Politics is often absurd. But politicians in Karnataka and Maharashtra seem to have taken absurdity to new heights. The moves and counter-moves over the artificially revived border dispute between the states is unlikely to yield any tangible benefit for either disputant. Ultimately, when this round of verbal hostilities dies down, not an inch of land would have changed hands. Because when rival states engage in a grudge match, neither is in a position to see reason. The hot air politicians of all colours and stripes are emitting currently is just that... hot air.
We cannot, with any certainty, say who is guilty of rekindling the long forgotten tinder-box. But it has, predictably, ensured that every politician worth his salt is seen to be supporting his state’s cause against the other. The voice of sanity and reason is suppressed fearing isolation in the political arena. Thus it was that on Tuesday the Maharashtra Assembly adopted a resolution to pursue legally its case for inclusion of 865 villages, purportedly all Marathi-speaking, in the state.
Of course, the resolution was unanimously adopted, there being no courageous voice to caution against raising the ante as it were, only to leave people disappointed and exploited when it all ends in sullen retention of the status quo. If anyone is fully aware of the ultimate outcome of the latest fracas over the border, it is the politicians of the two states, particularly the ones in power. We cannot see someone like Eknath Shinde and Devendra Fadnavis, Chief Minister and Deputy Chief Minister, respectively, of Maharashtra, not knowing how the row will end. Ditto for Basavaraj Bommai, Karnataka Chief Minister, who had led that state’s Assembly last week in adopting a resolution committing not to give an inch of its land to Maharashtra. That resolution, too, was adopted unanimously, with Leader of the Opposition and former Chief Minister Siddaramaiah sounding as belligerent in defending the state’s interest. Curiously, the Maharashtra resolution commits the state to vigorously pursue the dispute in the Supreme Court, with Mr Shinde naming a senior Supreme Court advocate to plead its case.

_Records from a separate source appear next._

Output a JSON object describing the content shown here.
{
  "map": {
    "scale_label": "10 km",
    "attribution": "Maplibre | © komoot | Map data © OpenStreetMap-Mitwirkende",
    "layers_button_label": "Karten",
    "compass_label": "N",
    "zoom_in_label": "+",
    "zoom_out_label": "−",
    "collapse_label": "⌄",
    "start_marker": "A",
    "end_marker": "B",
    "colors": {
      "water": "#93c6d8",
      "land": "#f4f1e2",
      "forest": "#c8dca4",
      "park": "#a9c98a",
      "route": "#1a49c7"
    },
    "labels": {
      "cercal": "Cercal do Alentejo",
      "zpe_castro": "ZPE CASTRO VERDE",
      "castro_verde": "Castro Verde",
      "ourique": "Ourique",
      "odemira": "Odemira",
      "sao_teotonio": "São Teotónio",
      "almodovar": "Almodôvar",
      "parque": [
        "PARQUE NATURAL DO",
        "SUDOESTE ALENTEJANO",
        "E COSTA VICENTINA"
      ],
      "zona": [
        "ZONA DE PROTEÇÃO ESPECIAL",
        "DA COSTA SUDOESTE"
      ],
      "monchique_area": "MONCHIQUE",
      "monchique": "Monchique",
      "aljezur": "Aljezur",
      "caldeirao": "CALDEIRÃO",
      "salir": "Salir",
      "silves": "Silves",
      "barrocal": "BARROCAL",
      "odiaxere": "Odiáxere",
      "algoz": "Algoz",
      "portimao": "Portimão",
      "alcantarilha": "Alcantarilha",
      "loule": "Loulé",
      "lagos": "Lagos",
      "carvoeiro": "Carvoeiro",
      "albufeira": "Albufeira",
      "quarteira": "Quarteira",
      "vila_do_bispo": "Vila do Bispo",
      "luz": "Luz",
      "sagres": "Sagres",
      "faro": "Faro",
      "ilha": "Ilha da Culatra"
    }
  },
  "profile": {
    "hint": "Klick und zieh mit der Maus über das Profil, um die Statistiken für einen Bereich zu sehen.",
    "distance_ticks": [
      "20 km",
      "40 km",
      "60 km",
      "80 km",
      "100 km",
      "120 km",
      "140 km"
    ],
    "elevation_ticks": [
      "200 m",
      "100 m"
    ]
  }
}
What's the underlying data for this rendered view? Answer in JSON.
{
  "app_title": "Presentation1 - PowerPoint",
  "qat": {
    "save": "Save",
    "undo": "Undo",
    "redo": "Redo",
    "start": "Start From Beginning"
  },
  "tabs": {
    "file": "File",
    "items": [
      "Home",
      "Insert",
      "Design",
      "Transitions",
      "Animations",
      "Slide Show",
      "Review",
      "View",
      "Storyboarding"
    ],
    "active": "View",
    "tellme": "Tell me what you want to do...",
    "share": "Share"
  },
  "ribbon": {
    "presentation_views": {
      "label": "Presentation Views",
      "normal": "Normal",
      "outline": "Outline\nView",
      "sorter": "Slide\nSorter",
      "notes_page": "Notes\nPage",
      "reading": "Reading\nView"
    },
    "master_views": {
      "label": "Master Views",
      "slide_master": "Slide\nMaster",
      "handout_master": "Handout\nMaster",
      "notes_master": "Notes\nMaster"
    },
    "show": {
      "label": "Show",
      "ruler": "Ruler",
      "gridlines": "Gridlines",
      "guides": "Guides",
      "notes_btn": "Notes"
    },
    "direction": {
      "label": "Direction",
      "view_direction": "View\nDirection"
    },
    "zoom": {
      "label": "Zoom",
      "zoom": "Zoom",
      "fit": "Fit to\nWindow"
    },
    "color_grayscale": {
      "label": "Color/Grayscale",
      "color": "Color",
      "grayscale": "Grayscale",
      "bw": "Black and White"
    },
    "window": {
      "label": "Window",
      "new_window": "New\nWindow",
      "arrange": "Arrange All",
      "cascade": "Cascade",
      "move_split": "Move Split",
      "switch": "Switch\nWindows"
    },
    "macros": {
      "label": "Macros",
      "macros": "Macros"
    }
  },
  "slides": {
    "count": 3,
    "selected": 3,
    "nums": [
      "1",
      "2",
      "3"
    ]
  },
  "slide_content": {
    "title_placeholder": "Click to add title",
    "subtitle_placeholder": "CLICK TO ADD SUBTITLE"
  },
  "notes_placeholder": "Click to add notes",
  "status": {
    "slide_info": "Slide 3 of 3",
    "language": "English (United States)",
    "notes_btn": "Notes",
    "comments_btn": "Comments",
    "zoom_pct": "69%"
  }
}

Now, Maharashtra could have argued its case in the long-pending matter in the Supreme Court without the Assembly resolution. Where was the need to adopt a resolution? Even the top court may find it hard to pronounce a clear-cut verdict in the matter because this isn’t simply a legal dispute.
The decades-old dispute may have been pushed to the centre-stage with an eye on the forthcoming election to the BMC. If so, the ploy is working insofar as the Opposition Maha Vikas Aghadi has been forced on the back foot, with Uddhav Thackeray, former Chief Minister, demanding Union territory status for Belagavi and other Marathi-speaking areas of Karnataka. Clearly, he is unmindful of the long-simmering fight between Haryana and Punjab over Chandigarh. Political parties in both states routinely include in their manifestos a promise to include the Union territory in their territorial jurisdiction. Given the inflammatory nature of the dispute it is unlikely that any administration can transfer Chandigarh to either of the claimants in the foreseeable future.
Meanwhile, Maharashtra ought to avoid sharpening the divide in the disputed border areas of Karnataka by unilaterally extending financial assistance to the Marathi-speaking people, short-circuiting the local administration. To popularise Marathi in the border villages of Karnataka is a laudable objective, but it should be done in a way that does not aggravate tension between the states. But before Mr Shinde can consider extending financial help to the people in Karnataka, he ought to address the grievance in his own backyard. Apparently 48 border villages in Sangli have expressed a desire to join Karnataka owing to an acute drinking water problem. The Maharashtra Chief Minister told the Assembly he had earmarked Rs2,000 crore to provide water to the villages in Jat tehsil. As and when these villages get piped drinking water, they will in all likelihood be the only beneficiaries of the latest fracas over a non-productive matter.